As refugee-hosting countries face looming economic recession, increasing unemployment, and rising xenophobia, there is a risk of increased public skepticism of refugees’ economic inclusion. Negative narratives about the impact of refugees’ economic inclusion on the employment rates and wages of host populations are already increasing. This is despite evidence showing that increasing economic inclusion, and thereby allowing refugees to diversify the sectors they are working in, has positive overall effects and is unlikely to have negative impacts on host community outcomes in the long-term.

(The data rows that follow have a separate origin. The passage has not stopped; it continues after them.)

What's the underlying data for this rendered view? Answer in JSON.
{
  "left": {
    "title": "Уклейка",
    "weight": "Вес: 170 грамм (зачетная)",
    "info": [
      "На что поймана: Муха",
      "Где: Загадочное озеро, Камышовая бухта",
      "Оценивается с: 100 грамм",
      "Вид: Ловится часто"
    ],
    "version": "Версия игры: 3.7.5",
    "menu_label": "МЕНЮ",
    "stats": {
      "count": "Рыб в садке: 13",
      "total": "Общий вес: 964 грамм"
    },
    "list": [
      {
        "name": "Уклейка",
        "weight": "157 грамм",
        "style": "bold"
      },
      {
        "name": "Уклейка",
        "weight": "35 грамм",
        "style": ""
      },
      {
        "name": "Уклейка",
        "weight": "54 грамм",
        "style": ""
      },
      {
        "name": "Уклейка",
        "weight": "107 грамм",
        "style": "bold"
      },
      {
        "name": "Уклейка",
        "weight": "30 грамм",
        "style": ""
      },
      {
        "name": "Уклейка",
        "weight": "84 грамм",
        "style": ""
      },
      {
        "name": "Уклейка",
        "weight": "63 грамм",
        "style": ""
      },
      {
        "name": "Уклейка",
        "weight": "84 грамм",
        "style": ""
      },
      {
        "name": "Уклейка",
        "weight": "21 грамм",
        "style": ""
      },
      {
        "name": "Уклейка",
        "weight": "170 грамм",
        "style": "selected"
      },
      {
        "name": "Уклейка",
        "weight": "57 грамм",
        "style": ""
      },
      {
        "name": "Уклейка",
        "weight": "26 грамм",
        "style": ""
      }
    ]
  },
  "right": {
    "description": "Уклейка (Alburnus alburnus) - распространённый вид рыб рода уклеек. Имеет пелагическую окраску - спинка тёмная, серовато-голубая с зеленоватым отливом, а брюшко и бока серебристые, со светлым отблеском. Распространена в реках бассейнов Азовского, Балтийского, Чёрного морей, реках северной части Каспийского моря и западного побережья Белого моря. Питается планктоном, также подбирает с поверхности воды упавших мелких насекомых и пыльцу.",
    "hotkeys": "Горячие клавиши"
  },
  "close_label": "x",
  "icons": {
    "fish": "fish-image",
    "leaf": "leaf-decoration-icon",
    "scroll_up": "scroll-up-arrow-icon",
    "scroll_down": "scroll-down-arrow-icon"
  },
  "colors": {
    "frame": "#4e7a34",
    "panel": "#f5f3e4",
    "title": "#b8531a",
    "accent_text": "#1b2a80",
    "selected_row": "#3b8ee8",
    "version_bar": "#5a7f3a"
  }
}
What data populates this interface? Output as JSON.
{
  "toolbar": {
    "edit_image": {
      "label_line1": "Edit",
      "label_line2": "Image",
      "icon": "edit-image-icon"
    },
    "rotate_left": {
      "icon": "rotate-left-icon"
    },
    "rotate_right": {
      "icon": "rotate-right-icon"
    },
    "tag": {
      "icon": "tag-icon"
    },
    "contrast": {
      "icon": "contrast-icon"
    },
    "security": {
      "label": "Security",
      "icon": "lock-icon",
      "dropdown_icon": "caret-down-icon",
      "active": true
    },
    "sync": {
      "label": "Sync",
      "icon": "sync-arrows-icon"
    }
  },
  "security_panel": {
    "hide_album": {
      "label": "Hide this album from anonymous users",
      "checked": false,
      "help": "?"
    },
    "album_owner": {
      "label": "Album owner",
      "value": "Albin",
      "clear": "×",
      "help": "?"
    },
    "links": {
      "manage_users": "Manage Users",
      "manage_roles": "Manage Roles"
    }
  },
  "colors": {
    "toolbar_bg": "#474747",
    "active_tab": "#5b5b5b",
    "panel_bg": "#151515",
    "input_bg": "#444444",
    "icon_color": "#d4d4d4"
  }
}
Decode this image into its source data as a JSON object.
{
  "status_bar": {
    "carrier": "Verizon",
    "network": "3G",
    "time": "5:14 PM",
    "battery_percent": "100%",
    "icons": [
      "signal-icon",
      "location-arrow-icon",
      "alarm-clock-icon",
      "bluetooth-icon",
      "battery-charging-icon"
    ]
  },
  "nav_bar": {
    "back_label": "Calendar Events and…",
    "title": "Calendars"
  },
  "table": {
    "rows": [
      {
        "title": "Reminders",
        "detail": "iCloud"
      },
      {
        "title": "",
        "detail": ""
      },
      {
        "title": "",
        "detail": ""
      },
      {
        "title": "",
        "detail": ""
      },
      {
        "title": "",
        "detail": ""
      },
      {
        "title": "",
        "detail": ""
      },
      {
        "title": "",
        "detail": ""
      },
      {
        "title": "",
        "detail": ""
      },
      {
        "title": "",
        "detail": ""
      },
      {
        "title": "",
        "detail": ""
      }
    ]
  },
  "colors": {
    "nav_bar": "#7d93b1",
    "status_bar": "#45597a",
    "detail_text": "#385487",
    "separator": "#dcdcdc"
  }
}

Such sentiments, coupled with pressure on public budgets, may lead to a reduction in political will for such efforts. This already seen in Colombia, with increased xenophobic rhetoric among local governments stalling the progress made. And in all four focus countries, governments are likely to have other, more pressing concerns, such as alleviating the effects of the pandemic and economic crisis. COVID-19 therefore runs the risk of causing progress towards economic inclusion to stagnate, or even backslide.

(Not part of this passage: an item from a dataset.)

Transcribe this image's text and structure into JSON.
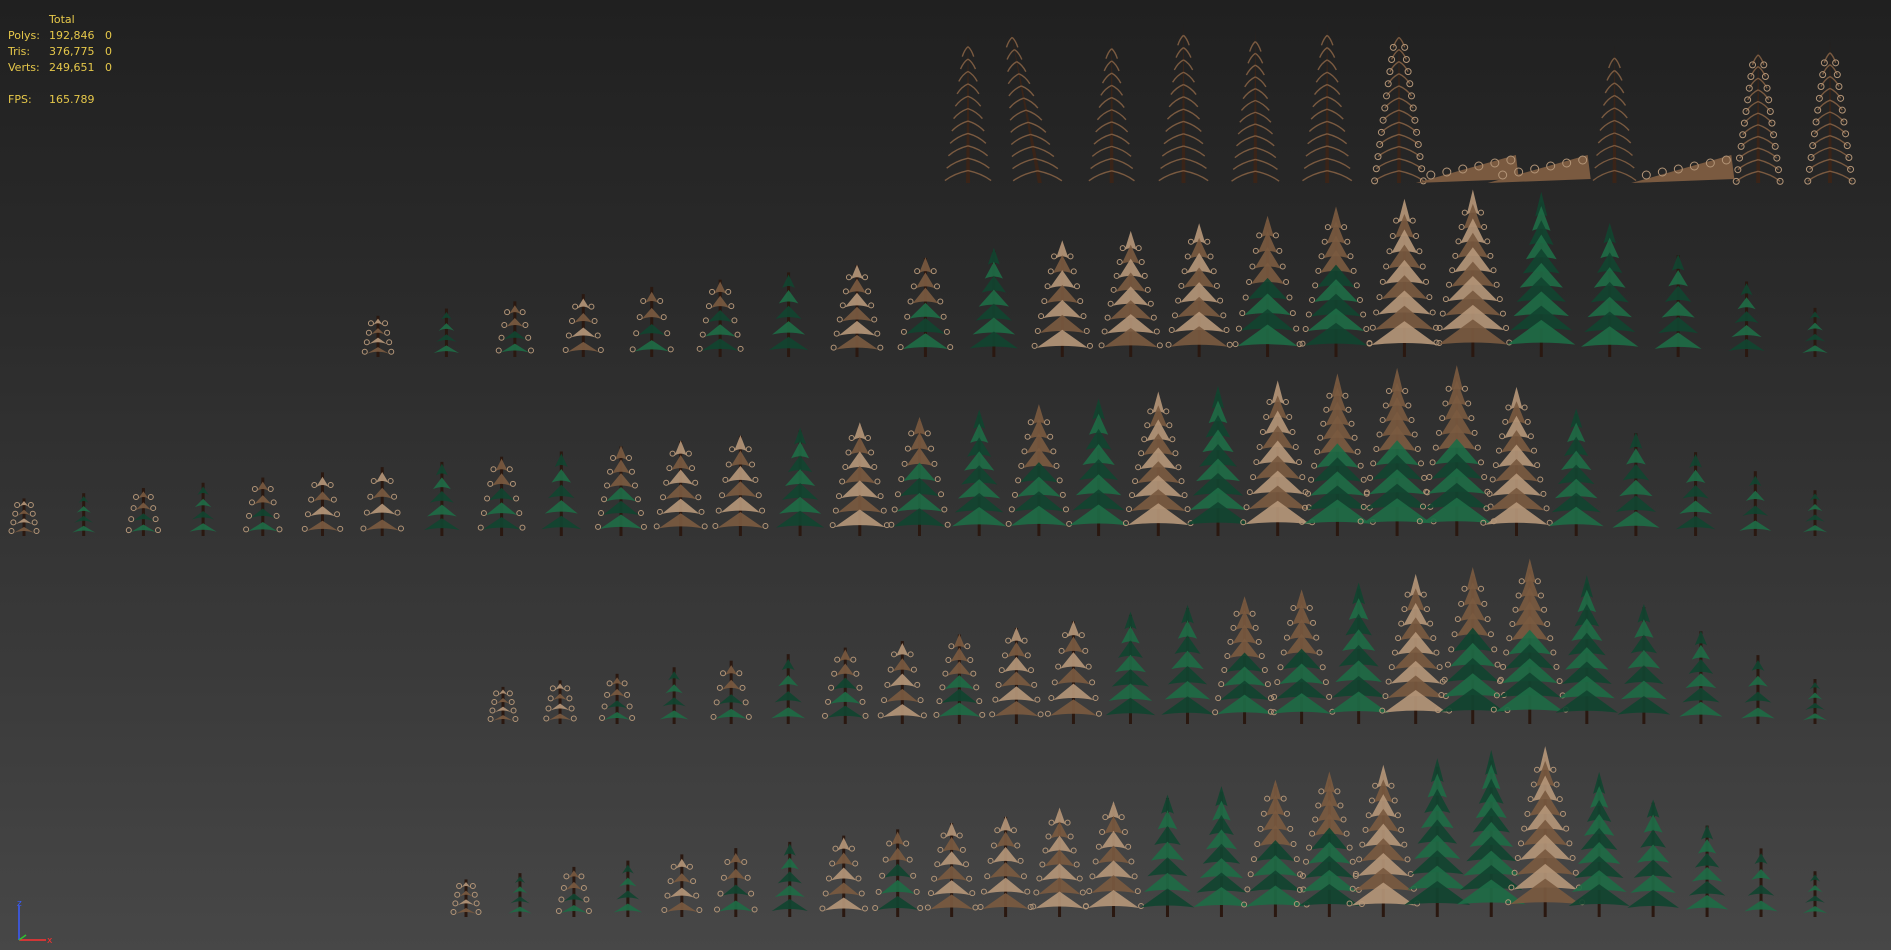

Beyond COVID-19, other challenges remain. Even before the pandemic, refugees and asylum seekers, including Venezuelans displaced abroad, faced barriers that limited their labor market access and economic inclusion. These include diploma validation—an issue in all four focus countries—as well as obstacles to registering businesses, accessing credit lines, moving freely, and owning land.

Women are particularly affected by the legal and practical barriers to labor market access, leaving them even more vulnerable especially during times of COVID-19. Such barriers vary from country to country and are unlikely to improve in the near future, especially as COVID-19 affects political will to mobilize on this front.

 

The Way Forward

As COVID-19 threatens the prosperity and stability of countries across the world, it is imperative to keep refugees’ economic inclusion at the forefront of the conversation. Increasing economic inclusion has a variety of benefits, including raising productivity and wages of refugees and host populations, increasing purchasing power that boosts local businesses, increasing tax revenue, and reducing crowding into the informal sector—all are potential sources of stimulus for host communities during the recovery.

While the economic crisis and rising xenophobia might push policymakers to exclude refugees from their response, the continuous marginalization of refugees only serves to increase their vulnerability and exacerbate the problem. If the pandemic shows us anything, it is that including refugees as part of the response and the solution is important to build a more inclusive and resilient society that leaves no-one behind.